10 reasons to be wary of the second quarter:
1. The Q1 2012 earnings seasons is shaping up to post the slowest growth in EPS since the end of the financial crisis. Alcoa (AA) kicks off the reporting season on April 10, which is right around the corner.
3. The prospect of four more years of an extremely business-unfriendly administration is yet to be priced into the market. Business disillusionment goes all the way through to CEOs working with the administration, such as General Electric's (GE) Jeffrey Immelt, who is the president's top economic adviser outside the administration. This can't be good for firms' hiring and for business investment plans.
4. Gas prices are at record highs for this time of the year and are very likely to go much higher as we get closer to driving season. The high oil prices are fast displacing worries about Europe as the biggest concern for the market.
5. The rally in the market has been driven in part by the actions of the Federal Reserve. Under Operation "Twist", the Fed has purchased 91% of long dated government debt issuance. This is not sustainable and the market will be impacted when the Federal Reserve becomes less accommodating in the near future.
6. The recent rally in interest rates could be just beginning, as the Fed's hands may be tied up with more constraints, especially with an election approaching. Note: The biggest positions in my portfolio are the ProShares UltraShort Lehman 20+ (TBT)s.
7. The start of 2013 is looking increasingly dicey, given the amount of tax cuts and programs that are set to expire, as well as the automatic spending cuts that will take place if no agreement is reached by January 15, 2013. Nothing looks to be done prior to the election, which means a lame duck Congress will need to address all of these issues in a span of eight weeks. Although the market is currently not factoring these events into its thinking, that could well change as we move closer to the end of the year.

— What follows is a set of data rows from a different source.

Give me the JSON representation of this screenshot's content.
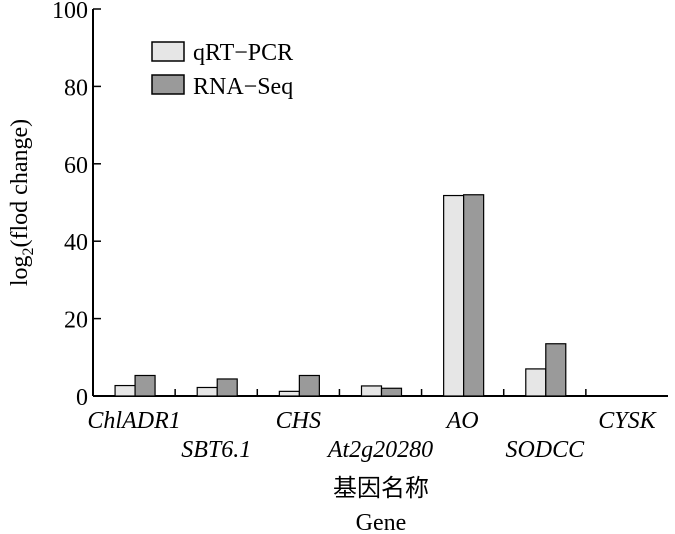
{
  "chart_data": {
    "type": "bar",
    "categories": [
      "ChlADR1",
      "SBT6.1",
      "CHS",
      "At2g20280",
      "AO",
      "SODCC",
      "CYSK"
    ],
    "series": [
      {
        "name": "qRT−PCR",
        "color": "#e6e6e6",
        "values": [
          2.7,
          2.2,
          1.2,
          2.6,
          51.8,
          7.0,
          0
        ]
      },
      {
        "name": "RNA−Seq",
        "color": "#9a9a9a",
        "values": [
          5.3,
          4.4,
          5.3,
          2.0,
          52.0,
          13.5,
          0
        ]
      }
    ],
    "ylabel_main": "log",
    "ylabel_sub": "2",
    "ylabel_rest": "(flod change)",
    "xlabel_cn": "基因名称",
    "xlabel_en": "Gene",
    "ylim": [
      0,
      100
    ],
    "yticks": [
      0,
      20,
      40,
      60,
      80,
      100
    ],
    "grid": false,
    "legend_position": "top-left"
  }
}
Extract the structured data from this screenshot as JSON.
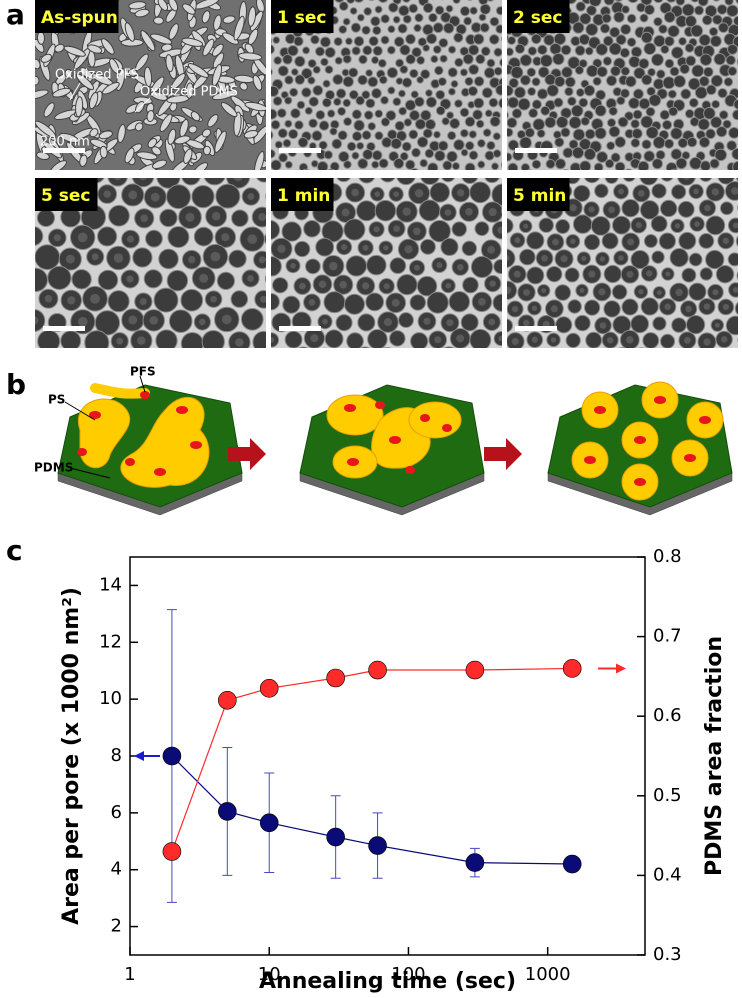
{
  "panel_a": {
    "label": "a",
    "images": [
      {
        "label": "As-spun"
      },
      {
        "label": "1 sec"
      },
      {
        "label": "2 sec"
      },
      {
        "label": "5 sec"
      },
      {
        "label": "1 min"
      },
      {
        "label": "5 min"
      }
    ],
    "annotations": {
      "pfs": "Oxidized PFS",
      "pdms": "Oxidized PDMS",
      "scale": "200 nm"
    }
  },
  "panel_b": {
    "label": "b",
    "labels": {
      "ps": "PS",
      "pfs": "PFS",
      "pdms": "PDMS"
    }
  },
  "panel_c": {
    "label": "c"
  },
  "chart_data": {
    "type": "scatter-line",
    "x_label": "Annealing time (sec)",
    "y_label": "Area per pore (x 1000 nm²)",
    "y2_label": "PDMS area fraction",
    "x": [
      2,
      5,
      10,
      30,
      60,
      300,
      1500
    ],
    "xlim": [
      1,
      5000
    ],
    "xticks": [
      1,
      10,
      100,
      1000
    ],
    "log_x": true,
    "ylim": [
      1,
      15
    ],
    "yticks": [
      2,
      4,
      6,
      8,
      10,
      12,
      14
    ],
    "y2lim": [
      0.3,
      0.8
    ],
    "y2ticks": [
      0.3,
      0.4,
      0.5,
      0.6,
      0.7,
      0.8
    ],
    "series": [
      {
        "color": "#0b0b78",
        "values": [
          8.0,
          6.05,
          5.65,
          5.15,
          4.85,
          4.25,
          4.2
        ],
        "errors": [
          5.15,
          2.25,
          1.75,
          1.45,
          1.15,
          0.5,
          0.1
        ]
      },
      {
        "color": "#ff2a2a",
        "axis": "y2",
        "values": [
          0.43,
          0.62,
          0.635,
          0.648,
          0.658,
          0.658,
          0.66
        ]
      }
    ]
  }
}
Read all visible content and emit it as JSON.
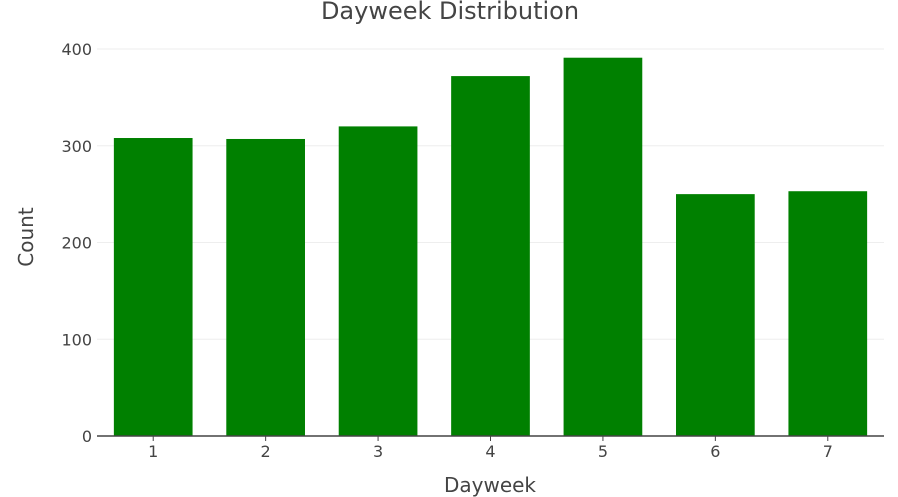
{
  "chart_data": {
    "type": "bar",
    "title": "Dayweek Distribution",
    "xlabel": "Dayweek",
    "ylabel": "Count",
    "categories": [
      "1",
      "2",
      "3",
      "4",
      "5",
      "6",
      "7"
    ],
    "values": [
      308,
      307,
      320,
      372,
      391,
      250,
      253
    ],
    "ylim": [
      0,
      400
    ],
    "yticks": [
      0,
      100,
      200,
      300,
      400
    ],
    "ytick_labels": [
      "0",
      "100",
      "200",
      "300",
      "400"
    ],
    "grid": true,
    "legend": "none",
    "bar_color": "#008000"
  }
}
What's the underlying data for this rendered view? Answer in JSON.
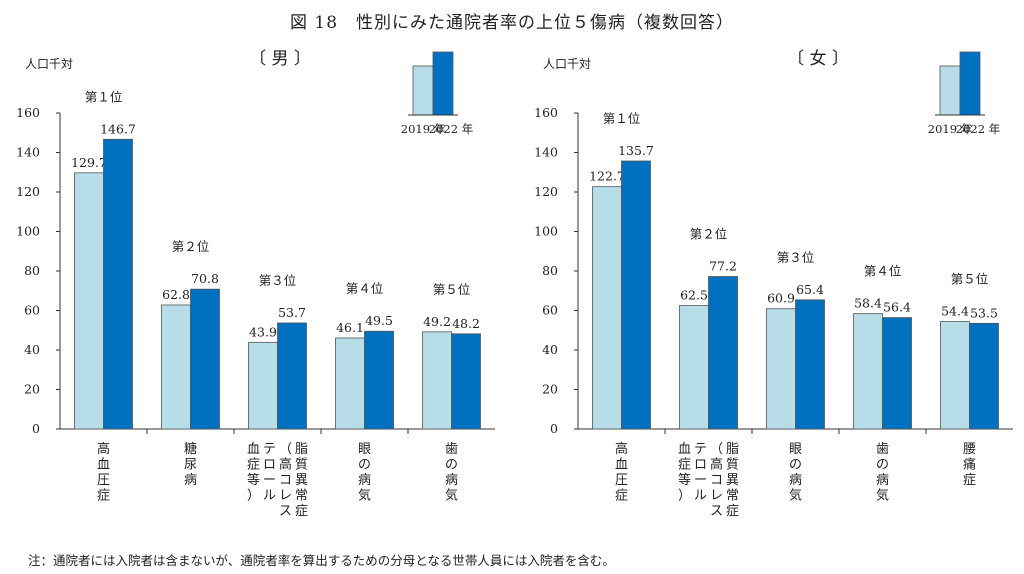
{
  "figure_title": "図 18　性別にみた通院者率の上位５傷病（複数回答）",
  "note": "注：通院者には入院者は含まないが、通院者率を算出するための分母となる世帯人員には入院者を含む。",
  "legend": {
    "series": [
      "2019 年",
      "2022 年"
    ]
  },
  "colors": {
    "y2019": "#b7dde8",
    "y2022": "#0070c0",
    "edge": "#555555"
  },
  "chart_data": [
    {
      "type": "bar",
      "title": "〔 男 〕",
      "ylabel": "人口千対",
      "ylim": [
        0,
        160
      ],
      "yticks": [
        0,
        20,
        40,
        60,
        80,
        100,
        120,
        140,
        160
      ],
      "categories": [
        "高血圧症",
        "糖尿病",
        "脂質異常症（高コレステロール血症等）",
        "眼の病気",
        "歯の病気"
      ],
      "category_label_lines": [
        [
          "高血圧症"
        ],
        [
          "糖尿病"
        ],
        [
          "脂質異常症",
          "（高コレス",
          "テロール",
          "血症等）"
        ],
        [
          "眼の病気"
        ],
        [
          "歯の病気"
        ]
      ],
      "ranks": [
        "第１位",
        "第２位",
        "第３位",
        "第４位",
        "第５位"
      ],
      "series": [
        {
          "name": "2019 年",
          "values": [
            129.7,
            62.8,
            43.9,
            46.1,
            49.2
          ]
        },
        {
          "name": "2022 年",
          "values": [
            146.7,
            70.8,
            53.7,
            49.5,
            48.2
          ]
        }
      ]
    },
    {
      "type": "bar",
      "title": "〔 女 〕",
      "ylabel": "人口千対",
      "ylim": [
        0,
        160
      ],
      "yticks": [
        0,
        20,
        40,
        60,
        80,
        100,
        120,
        140,
        160
      ],
      "categories": [
        "高血圧症",
        "脂質異常症（高コレステロール血症等）",
        "眼の病気",
        "歯の病気",
        "腰痛症"
      ],
      "category_label_lines": [
        [
          "高血圧症"
        ],
        [
          "脂質異常症",
          "（高コレス",
          "テロール",
          "血症等）"
        ],
        [
          "眼の病気"
        ],
        [
          "歯の病気"
        ],
        [
          "腰痛症"
        ]
      ],
      "ranks": [
        "第１位",
        "第２位",
        "第３位",
        "第４位",
        "第５位"
      ],
      "series": [
        {
          "name": "2019 年",
          "values": [
            122.7,
            62.5,
            60.9,
            58.4,
            54.4
          ]
        },
        {
          "name": "2022 年",
          "values": [
            135.7,
            77.2,
            65.4,
            56.4,
            53.5
          ]
        }
      ]
    }
  ]
}
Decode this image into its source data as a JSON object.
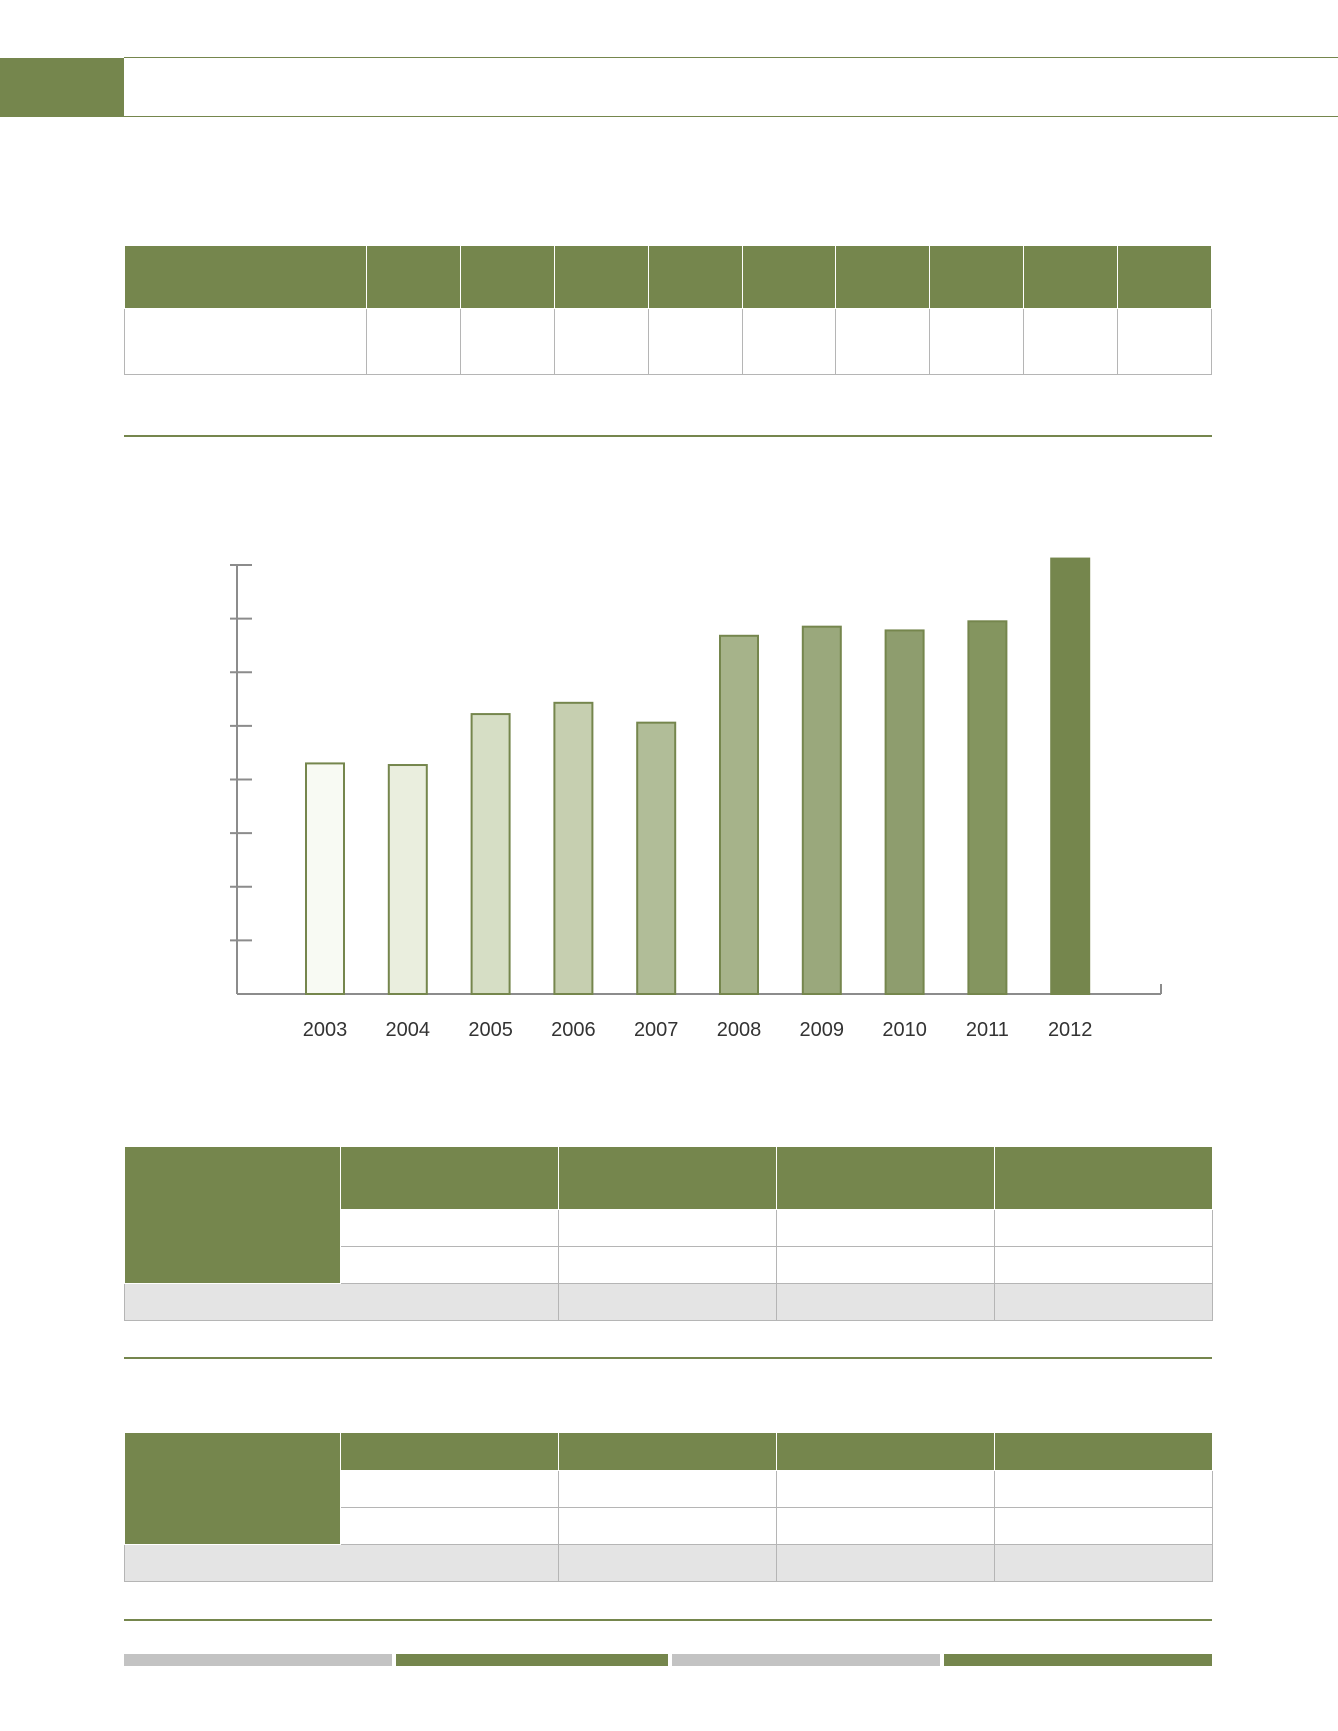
{
  "colors": {
    "accent": "#75864d",
    "table_border": "#b5b5b5",
    "summary_row": "#e4e4e4",
    "footer_gray": "#c3c3c3"
  },
  "chart_data": {
    "type": "bar",
    "categories": [
      "2003",
      "2004",
      "2005",
      "2006",
      "2007",
      "2008",
      "2009",
      "2010",
      "2011",
      "2012"
    ],
    "values": [
      4.3,
      4.27,
      5.22,
      5.43,
      5.06,
      6.68,
      6.85,
      6.78,
      6.95,
      8.12
    ],
    "ylim": [
      0,
      8
    ],
    "yticks": 8,
    "bar_colors": [
      "#f8faf3",
      "#eaeede",
      "#d6dec5",
      "#c6cfb0",
      "#b1bd98",
      "#a6b38a",
      "#9aa87c",
      "#8e9d6e",
      "#84955f",
      "#75864d"
    ],
    "grid": false,
    "legend": "none",
    "title": "",
    "xlabel": "",
    "ylabel": ""
  }
}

8. Inflation should start to become a much bigger concern in the second quarter, as the economy continues to grow, the Federal Reserve becomes less active, and high oil costs start to impact prices to a greater degree. Once inflation kicks in, it can accelerate quickly.
9. Investor bullishness levels and some technical factors should have investors very concerned. A recent article in Barron's delves into these factors in greater detail.
10. While corporate profits and margins have done very well since the lows of the crisis. Unfortunately, the government sector is still under severe stress, especially at the state level. Several major states like California have structural problems that are not likely to be solved in the near or medium term. This will continue to act as a drag for the overall economy, at least for the foreseeable future.